Los personajes y los personajillos que pululan por las páginas de un diario son los peores lectores de ese diario. 

"¿Sabes que es lo que más me ha dolido de tu diario? No esas cosas que dices que te digo del periódico en el que tú y yo colaboramos, y del que nos van a despedir a los dos como no las retoques, sino la anotación del 28 de octubre en la que das por concluida nuestra amistad. ¿Por qué escribes esas palabras? Sabes que no es cierto, estás mintiendo. En realidad nunca dejamos de ser amigos: hemos seguido hablando por teléfono, has hecho conmigo algo que no habías hecho con nadie, según me dices: pasarme las pruebas de tu diario, aunque tuviera que venir a Oviedo para conseguirlas. Por cierto que están llenas de erratas, y ni siquiera falta alguna falta de ortografía. Y echo de menos algo de literatura; cada día eres más telegráfico. Tú escribiste un artículo miserable y yo te lo dije. Te lo repetí hasta la saciedad, cierto: estaba dolido. Pero eso es todo. Luego tú ya no vuelves a referirte a mí en el diario, con lo que conviertes esas reflexiones sobre la amistad que se pudre en un contundente, cruel y falso epílogo a nuestra relación. Esas afirmaciones tuyas son ignominiosas, execrables, como vomitar sobre la tumba de un ser querido después de una noche de juerga. También hay mucha mala baba cuando te metes conmigo a propósito de un artículo sobre Julio Camba; ahí dices que mis artículos son tópicos pintados con purpurina. Y yo soy uno de los pocos que te han elogiado en un periódico de tirada nacional. Así me lo pagas. Eres un falsario. La conversación conmigo y con Iñaki en Salamanca que cuentas otro día nunca existió; hablamos de otras cosas. ¡Y vaya imagen que das de mí! Brutote, vanidoso, genialoide... Y no dices algo bastante más cierto, que soy un sentimental, por ejemplo, que haría cualquier cosa por un amigo... Tú, en cambio... No sé quién te leyó por teléfono la cita de Bonafoux que copias el último día. Pero yo la suscribo por completo". 

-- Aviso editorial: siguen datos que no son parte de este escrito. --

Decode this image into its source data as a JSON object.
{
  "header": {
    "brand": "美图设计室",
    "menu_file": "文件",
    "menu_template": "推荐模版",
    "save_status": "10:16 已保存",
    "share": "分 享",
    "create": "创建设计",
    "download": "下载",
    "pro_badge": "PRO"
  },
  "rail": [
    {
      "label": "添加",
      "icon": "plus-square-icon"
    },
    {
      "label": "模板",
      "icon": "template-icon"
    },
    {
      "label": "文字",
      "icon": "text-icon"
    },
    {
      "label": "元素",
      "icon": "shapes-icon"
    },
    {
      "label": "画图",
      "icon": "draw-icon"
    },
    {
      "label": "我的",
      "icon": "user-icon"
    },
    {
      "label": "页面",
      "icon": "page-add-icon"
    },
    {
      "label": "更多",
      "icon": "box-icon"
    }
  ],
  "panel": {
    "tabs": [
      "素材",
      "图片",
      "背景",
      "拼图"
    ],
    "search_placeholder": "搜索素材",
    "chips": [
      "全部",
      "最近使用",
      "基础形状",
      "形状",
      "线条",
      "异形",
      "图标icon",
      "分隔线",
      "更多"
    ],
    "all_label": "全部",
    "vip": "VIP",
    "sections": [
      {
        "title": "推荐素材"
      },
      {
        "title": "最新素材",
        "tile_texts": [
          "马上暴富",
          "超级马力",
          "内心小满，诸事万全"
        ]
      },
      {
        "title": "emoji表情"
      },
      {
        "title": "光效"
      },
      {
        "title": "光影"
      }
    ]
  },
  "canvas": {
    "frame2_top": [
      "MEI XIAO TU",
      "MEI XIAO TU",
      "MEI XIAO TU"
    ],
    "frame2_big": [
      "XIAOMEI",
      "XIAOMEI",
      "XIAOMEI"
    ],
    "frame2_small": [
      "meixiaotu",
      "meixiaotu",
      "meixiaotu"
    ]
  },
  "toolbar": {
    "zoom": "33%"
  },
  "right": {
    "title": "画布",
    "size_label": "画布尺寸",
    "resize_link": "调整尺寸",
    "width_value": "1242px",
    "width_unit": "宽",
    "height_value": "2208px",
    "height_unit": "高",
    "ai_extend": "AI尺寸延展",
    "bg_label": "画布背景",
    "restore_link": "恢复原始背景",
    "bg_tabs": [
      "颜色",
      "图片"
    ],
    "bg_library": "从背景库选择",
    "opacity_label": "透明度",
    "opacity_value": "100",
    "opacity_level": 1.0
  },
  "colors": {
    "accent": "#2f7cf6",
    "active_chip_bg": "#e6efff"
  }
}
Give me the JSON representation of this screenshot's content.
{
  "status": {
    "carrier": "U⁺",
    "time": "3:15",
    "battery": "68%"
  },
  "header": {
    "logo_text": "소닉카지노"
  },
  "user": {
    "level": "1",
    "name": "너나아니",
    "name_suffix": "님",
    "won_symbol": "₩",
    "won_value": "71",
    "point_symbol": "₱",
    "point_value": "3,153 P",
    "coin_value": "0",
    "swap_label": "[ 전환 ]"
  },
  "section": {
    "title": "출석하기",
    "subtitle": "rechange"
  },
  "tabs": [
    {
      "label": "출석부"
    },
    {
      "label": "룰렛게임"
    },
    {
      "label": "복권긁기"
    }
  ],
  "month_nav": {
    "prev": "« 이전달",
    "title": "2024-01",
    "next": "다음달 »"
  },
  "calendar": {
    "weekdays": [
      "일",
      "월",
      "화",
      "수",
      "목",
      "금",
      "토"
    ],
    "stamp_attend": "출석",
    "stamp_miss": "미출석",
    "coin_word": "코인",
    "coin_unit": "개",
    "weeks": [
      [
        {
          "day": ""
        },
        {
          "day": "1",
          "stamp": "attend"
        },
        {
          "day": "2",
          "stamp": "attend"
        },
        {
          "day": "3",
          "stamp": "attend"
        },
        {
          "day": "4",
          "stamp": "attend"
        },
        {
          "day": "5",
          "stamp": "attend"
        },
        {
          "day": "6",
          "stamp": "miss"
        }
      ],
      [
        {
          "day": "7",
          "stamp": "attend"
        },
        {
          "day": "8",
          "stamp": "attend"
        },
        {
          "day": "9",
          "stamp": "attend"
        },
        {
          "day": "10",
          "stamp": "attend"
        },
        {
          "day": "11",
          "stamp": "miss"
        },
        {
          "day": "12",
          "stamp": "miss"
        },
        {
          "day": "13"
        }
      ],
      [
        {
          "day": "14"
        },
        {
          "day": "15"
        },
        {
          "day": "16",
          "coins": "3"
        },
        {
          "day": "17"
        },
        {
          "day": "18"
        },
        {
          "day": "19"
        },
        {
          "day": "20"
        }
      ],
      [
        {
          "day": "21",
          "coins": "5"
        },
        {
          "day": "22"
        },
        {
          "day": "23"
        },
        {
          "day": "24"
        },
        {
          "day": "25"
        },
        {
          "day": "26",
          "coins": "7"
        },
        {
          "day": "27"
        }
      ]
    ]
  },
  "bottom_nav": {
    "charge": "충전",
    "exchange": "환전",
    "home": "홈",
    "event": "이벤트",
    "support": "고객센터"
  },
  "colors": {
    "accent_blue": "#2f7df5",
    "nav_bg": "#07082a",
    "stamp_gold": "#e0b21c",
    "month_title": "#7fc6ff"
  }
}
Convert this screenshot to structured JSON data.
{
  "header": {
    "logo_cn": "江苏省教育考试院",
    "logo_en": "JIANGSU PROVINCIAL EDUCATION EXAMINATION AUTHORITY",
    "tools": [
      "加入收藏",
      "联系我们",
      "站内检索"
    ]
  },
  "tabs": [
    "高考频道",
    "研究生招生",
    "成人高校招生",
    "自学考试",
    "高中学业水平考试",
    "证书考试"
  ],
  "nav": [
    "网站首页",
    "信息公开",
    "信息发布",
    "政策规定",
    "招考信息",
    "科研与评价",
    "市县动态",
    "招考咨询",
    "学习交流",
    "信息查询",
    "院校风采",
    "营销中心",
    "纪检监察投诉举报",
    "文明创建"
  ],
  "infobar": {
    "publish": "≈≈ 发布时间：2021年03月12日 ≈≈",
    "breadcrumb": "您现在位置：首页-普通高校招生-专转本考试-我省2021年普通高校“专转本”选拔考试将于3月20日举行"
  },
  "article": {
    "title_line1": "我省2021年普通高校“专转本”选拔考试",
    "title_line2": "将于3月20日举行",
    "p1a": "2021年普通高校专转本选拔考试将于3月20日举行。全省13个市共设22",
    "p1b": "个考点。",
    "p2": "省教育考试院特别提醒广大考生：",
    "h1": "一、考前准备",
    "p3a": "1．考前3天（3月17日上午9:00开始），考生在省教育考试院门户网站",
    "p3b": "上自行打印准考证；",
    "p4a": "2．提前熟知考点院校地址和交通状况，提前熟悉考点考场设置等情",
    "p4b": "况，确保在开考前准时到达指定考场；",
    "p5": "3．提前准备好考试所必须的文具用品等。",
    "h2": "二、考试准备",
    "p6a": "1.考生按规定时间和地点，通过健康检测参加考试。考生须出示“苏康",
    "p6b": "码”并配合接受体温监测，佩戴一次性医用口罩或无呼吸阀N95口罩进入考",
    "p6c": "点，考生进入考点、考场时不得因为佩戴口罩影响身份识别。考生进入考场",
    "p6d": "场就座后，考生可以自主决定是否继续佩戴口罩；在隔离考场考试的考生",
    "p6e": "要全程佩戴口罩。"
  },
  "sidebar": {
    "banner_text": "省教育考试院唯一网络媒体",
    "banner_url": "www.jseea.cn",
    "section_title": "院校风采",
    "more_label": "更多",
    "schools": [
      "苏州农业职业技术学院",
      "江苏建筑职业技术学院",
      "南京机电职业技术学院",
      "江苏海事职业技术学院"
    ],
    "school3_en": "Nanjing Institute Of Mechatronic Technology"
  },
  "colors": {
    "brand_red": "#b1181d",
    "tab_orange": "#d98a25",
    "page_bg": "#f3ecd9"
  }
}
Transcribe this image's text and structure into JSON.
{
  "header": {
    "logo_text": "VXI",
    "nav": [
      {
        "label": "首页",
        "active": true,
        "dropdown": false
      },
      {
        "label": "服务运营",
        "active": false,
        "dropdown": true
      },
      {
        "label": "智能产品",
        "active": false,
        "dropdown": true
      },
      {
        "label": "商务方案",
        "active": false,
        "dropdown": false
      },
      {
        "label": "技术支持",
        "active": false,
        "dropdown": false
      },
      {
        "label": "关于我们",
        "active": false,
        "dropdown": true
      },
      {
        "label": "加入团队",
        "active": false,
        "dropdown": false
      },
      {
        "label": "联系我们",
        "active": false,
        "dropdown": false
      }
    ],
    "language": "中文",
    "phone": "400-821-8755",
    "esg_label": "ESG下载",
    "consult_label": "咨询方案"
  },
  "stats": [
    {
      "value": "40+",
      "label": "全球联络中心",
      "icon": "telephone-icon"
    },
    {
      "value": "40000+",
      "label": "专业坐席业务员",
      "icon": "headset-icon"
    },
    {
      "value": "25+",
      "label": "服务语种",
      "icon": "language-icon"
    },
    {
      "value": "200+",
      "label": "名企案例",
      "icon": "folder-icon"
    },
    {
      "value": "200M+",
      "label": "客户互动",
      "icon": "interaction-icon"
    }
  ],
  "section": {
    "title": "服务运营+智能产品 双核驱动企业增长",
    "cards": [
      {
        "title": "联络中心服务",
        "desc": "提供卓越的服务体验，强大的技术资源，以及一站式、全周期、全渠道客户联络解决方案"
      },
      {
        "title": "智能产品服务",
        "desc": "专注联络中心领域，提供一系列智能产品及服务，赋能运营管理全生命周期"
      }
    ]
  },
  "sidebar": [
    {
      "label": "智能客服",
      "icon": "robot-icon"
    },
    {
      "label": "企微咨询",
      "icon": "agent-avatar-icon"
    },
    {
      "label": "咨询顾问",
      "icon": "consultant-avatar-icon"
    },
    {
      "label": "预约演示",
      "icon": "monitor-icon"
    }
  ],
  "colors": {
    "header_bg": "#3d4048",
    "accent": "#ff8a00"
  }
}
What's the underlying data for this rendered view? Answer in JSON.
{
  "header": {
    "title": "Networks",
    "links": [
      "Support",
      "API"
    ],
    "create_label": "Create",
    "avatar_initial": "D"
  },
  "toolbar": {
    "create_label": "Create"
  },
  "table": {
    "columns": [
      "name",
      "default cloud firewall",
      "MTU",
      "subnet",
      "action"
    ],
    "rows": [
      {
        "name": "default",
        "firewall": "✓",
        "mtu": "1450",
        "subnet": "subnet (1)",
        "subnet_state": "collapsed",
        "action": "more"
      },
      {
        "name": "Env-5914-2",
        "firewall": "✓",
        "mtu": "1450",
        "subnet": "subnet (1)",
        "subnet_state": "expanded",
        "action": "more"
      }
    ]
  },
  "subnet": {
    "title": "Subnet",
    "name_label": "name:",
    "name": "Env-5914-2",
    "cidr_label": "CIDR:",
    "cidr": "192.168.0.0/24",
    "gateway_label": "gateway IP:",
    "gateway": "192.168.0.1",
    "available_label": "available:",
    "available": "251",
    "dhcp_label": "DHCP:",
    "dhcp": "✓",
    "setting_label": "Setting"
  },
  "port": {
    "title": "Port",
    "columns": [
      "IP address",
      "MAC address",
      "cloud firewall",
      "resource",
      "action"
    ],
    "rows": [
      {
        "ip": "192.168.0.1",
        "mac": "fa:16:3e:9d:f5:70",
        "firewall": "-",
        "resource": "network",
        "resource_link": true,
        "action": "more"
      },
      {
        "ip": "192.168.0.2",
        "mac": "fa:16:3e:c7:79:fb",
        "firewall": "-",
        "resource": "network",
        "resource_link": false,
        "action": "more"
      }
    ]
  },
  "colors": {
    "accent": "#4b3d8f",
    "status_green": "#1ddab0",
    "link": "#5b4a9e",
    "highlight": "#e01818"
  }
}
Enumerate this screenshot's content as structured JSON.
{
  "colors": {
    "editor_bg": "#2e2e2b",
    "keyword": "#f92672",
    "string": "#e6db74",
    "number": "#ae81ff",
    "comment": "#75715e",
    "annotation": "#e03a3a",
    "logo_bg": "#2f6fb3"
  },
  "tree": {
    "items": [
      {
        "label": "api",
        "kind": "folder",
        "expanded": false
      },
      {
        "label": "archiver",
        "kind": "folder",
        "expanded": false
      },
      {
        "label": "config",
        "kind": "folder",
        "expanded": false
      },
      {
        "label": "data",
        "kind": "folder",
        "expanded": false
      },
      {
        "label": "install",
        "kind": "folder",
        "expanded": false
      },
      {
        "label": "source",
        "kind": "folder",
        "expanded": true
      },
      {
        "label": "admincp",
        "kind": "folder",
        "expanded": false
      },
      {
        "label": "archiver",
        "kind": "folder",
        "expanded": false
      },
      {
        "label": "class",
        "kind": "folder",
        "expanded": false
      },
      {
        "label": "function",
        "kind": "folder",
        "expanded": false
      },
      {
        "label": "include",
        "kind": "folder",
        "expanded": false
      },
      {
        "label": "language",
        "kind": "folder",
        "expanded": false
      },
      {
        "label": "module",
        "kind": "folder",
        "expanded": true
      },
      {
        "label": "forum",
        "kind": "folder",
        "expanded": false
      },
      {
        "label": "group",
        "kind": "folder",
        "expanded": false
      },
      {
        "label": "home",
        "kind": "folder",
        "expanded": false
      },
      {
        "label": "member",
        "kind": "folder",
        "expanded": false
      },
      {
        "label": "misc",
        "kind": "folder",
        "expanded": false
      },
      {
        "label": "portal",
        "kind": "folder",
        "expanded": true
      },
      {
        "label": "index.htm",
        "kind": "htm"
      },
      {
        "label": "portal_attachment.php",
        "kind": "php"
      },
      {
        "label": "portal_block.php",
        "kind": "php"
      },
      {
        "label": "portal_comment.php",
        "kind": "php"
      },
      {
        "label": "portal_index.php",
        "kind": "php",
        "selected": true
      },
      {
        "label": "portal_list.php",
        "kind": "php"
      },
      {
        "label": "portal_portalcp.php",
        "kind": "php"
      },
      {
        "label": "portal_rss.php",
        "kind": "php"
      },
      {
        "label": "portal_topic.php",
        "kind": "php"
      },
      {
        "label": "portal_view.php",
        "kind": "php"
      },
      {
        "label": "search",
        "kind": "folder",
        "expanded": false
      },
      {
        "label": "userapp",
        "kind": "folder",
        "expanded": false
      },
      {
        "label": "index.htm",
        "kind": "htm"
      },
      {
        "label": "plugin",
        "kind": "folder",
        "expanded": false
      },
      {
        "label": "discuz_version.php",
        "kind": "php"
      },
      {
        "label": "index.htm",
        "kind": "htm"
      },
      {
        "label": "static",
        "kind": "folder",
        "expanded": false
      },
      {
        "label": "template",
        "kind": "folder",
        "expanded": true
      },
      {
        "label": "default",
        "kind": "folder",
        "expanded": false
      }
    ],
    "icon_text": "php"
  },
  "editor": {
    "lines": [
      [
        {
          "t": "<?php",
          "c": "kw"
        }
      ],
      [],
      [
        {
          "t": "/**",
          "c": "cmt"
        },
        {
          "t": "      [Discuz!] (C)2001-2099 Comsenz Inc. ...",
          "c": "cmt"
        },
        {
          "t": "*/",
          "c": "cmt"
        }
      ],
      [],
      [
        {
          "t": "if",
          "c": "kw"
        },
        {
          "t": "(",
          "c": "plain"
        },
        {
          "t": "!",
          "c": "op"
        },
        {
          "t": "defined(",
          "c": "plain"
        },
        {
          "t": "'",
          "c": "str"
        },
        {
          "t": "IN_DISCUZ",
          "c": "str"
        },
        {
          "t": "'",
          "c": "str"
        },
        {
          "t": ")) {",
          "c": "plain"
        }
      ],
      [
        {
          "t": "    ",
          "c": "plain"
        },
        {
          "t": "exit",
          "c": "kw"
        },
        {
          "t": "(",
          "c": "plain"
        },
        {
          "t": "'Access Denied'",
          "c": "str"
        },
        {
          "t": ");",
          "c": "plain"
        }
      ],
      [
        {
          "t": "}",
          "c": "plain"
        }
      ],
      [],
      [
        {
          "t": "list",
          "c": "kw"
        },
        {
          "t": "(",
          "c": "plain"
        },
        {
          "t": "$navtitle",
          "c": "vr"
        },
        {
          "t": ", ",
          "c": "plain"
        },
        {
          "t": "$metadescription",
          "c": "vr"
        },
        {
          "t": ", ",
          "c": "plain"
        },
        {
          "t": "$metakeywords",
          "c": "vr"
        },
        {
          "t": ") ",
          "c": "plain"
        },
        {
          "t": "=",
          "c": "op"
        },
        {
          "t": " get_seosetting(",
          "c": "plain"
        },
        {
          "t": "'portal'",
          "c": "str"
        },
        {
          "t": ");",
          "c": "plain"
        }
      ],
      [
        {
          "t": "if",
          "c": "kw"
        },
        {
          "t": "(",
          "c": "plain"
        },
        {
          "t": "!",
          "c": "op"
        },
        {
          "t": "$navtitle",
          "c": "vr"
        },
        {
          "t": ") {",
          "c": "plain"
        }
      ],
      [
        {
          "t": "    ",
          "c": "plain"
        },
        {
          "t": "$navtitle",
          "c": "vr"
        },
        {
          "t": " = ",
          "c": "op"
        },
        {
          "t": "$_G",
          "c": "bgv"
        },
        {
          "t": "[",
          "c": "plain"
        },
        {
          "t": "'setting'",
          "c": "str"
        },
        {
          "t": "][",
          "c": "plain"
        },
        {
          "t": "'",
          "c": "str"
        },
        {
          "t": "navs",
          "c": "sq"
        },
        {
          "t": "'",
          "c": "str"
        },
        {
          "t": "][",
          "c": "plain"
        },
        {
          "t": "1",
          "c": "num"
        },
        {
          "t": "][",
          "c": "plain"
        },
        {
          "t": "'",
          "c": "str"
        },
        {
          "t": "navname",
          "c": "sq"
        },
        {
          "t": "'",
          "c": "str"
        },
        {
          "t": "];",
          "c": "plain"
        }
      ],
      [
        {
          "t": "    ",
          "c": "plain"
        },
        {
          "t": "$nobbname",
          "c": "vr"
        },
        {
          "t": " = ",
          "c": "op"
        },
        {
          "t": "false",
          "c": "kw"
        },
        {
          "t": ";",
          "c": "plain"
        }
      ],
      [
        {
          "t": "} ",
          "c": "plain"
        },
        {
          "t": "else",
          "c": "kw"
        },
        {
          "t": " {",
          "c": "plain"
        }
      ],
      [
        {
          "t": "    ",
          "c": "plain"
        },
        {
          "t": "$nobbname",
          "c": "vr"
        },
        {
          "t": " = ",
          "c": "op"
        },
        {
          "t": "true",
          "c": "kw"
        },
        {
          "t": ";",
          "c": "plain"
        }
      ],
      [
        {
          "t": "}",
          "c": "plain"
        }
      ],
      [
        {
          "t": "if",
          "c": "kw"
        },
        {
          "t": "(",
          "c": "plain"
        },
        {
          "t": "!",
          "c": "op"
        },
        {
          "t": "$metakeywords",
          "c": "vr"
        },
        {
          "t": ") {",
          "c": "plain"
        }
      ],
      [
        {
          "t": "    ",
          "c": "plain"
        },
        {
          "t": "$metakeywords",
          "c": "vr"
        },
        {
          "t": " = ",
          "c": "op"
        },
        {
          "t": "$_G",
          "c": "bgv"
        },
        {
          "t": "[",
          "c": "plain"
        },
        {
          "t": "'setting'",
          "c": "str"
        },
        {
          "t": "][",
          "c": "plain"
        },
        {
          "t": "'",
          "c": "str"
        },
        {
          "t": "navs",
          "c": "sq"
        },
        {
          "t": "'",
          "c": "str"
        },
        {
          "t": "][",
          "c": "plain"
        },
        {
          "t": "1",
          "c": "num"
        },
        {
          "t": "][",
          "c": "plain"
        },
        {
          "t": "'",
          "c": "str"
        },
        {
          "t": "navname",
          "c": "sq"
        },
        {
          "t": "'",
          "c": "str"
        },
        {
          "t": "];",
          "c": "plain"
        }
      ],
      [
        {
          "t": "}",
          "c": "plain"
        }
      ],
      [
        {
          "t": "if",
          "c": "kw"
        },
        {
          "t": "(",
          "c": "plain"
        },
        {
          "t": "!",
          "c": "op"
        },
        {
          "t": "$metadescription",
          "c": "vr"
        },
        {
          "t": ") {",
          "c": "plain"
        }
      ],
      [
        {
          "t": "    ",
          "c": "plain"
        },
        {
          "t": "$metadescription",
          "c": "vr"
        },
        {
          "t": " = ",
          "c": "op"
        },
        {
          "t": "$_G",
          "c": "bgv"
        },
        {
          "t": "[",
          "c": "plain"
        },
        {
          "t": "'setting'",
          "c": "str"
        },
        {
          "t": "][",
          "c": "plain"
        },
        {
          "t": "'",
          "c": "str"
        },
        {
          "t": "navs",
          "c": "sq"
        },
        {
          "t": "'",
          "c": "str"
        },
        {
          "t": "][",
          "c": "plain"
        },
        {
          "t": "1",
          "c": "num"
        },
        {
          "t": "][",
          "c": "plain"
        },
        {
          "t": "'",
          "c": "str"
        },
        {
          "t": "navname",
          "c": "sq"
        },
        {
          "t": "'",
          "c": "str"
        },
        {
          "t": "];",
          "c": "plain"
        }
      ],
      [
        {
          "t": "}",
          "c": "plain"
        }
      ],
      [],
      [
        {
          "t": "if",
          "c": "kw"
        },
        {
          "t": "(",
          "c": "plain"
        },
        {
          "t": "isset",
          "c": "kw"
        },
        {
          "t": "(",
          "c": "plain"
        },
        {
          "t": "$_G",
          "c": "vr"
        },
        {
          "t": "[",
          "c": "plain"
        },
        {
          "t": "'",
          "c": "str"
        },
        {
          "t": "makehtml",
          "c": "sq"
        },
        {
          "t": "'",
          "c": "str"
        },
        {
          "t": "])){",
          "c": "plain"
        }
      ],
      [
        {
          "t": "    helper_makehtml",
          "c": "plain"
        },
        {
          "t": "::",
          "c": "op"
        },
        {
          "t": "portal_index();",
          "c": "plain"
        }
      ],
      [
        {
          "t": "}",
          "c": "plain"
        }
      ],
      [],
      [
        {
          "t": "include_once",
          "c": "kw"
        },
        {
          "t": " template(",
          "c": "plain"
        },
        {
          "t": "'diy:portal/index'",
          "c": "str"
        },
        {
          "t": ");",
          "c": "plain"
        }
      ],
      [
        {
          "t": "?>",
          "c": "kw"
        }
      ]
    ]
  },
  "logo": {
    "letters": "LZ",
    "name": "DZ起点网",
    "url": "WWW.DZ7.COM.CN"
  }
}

Hay muchos tipos de escritores y de lectores de diarios. Conviene generalizar con cautela. A mí me gustan los diarios que sin dejar de serlo son también literatura. No sé muy bien a qué tipos de lectores les gusta lo que yo escribo. A mis amigos, no. Siempre los esperan con recelo, casi siempre me reprochan que pierda el tiempo con ellos. No me extraña demasiado esa actitud. En los diarios pongo a mis amigos a prueba. Una dura prueba: siempre son los que salen peor parados de sus páginas.